Die Zuneigung, die Doktor Cazenove für Pauline empfand, äußerte sich bei ihm in doppelt großsprecherischer Barschheit. Dieser stattliche Greis, der dürr war wie ein wilder Rosenstamm, war ins Herz getroffen. Mehr als dreißig Jahre lang hatte er die Welt durchfahren, war von Schiff zu Schiff gewandert, hatte den Lazarettdienst in allen Ecken unserer Kolonien versehen; er hatte die Epidemien an Bord, die gräßlichen Tropenkrankheiten, die Elephantiasis in Cayenne18, die Schlangenbisse in Indien behandelt; er hatte Menschen aller Hautfarben getötet, Gifte an Chinesen ausprobiert, das Leben von Negern bei heiklen Versuchen der Vivisektion aufs Spiel gesetzt. Und heute erschütterte ihn dieses kleine Mädchen mit seinem Halsweh so sehr, daß er nicht mehr schlafen konnte; seine Eisenhände zitterten, seine Vertrautheit mit dem Tode schwand dahin, in der Furcht vor einem verhängnisvollen Ausgang. Und so versuchte er in dem Bestreben, diese unwürdige Gemütsbewegung zu verbergen, so zu tun, als verachte er das Leiden. Man wurde geboren, um zu leiden, wozu sich also darüber aufregen?
Jeden Morgen sagte Lazare zu ihm:
»Versuchen Sie etwas, Doktor, ich flehe Sie an ... Es ist furchtbar, sie kann nicht einmal mehr einen Augenblick einschlafen. Die ganze Nacht hat sie geschrien.«
»Aber zum Himmeldonnerwetter! Das ist nicht meine Schuld«, erwiderte er schließlich aufgebracht. »Ich kann ihr doch nicht den Hals abschneiden, um sie zu heilen.«
Der junge Mann wurde jetzt auch ärgerlich.

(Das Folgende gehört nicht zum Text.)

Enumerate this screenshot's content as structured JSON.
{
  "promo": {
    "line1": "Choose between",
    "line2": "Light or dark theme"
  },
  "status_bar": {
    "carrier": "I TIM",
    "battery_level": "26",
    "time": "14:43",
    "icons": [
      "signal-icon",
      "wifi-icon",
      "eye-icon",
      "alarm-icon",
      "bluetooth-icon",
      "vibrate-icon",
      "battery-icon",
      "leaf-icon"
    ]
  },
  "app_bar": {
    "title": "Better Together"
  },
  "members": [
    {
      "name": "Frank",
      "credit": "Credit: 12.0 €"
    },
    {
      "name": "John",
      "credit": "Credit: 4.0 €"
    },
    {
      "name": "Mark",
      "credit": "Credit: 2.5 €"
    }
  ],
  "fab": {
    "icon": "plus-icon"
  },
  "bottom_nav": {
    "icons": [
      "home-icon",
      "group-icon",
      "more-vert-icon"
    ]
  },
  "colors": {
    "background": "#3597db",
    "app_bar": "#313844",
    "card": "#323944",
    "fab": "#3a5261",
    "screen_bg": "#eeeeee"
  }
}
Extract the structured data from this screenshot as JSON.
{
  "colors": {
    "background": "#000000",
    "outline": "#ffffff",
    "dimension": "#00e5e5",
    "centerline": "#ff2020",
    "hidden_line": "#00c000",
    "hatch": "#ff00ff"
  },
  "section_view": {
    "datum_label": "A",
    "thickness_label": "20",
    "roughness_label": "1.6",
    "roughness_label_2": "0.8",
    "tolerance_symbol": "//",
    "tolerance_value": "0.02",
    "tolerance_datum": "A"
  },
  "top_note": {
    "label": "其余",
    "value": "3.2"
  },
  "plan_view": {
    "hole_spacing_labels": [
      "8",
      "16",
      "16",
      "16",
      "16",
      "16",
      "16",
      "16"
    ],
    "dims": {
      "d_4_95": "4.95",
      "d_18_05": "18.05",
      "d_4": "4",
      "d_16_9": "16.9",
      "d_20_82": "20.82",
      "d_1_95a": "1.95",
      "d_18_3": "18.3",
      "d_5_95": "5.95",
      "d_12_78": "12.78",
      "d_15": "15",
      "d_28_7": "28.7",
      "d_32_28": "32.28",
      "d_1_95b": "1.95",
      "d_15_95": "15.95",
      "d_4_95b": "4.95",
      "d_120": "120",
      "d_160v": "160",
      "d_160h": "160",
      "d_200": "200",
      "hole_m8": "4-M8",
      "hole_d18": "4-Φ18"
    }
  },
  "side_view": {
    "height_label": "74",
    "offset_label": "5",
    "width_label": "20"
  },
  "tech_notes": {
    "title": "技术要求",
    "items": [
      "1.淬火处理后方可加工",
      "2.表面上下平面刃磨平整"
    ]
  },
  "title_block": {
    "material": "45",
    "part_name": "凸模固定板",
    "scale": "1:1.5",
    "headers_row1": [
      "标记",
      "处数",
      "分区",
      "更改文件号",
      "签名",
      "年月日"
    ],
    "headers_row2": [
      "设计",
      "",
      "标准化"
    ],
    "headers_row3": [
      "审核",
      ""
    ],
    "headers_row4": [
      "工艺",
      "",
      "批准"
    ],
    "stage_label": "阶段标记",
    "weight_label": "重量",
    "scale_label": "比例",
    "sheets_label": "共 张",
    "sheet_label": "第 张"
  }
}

»Dann ist also die Medizin zu nichts nütze.«
»Zu gar nichts, wenn die Maschine aus den Fugen gerät ... Chinin unterdrückt das Fieber, ein Abführmittel wirkt auf die Gedärme, einen vom Schlag Getroffenen muß man zur Ader lassen ... Und alles übrige ist Glückssache. Man muß sich auf die Natur verlassen.«
Es waren dies Ausbrüche, die ihm der Zorn über seine Ratlosigkeit entriß. Gewöhnlich wagte er nicht, die Medizin so rundweg zu verneinen, wenngleich er viel zu lange praktiziert hatte, um nicht skeptisch und bescheiden zu sein. Er vertat ganze Stunden damit, am Bett zu sitzen und die Kranke zu beobachten; und er ging fort, ohne auch nur ein Rezept dazulassen, denn ihm waren die Hände gebunden, und er konnte nichts anderes tun, als die vollständige Entwicklung dieses Abszesses abzuwarten, bei der ein Grad mehr oder ein Grad weniger über Leben und Tod entschieden.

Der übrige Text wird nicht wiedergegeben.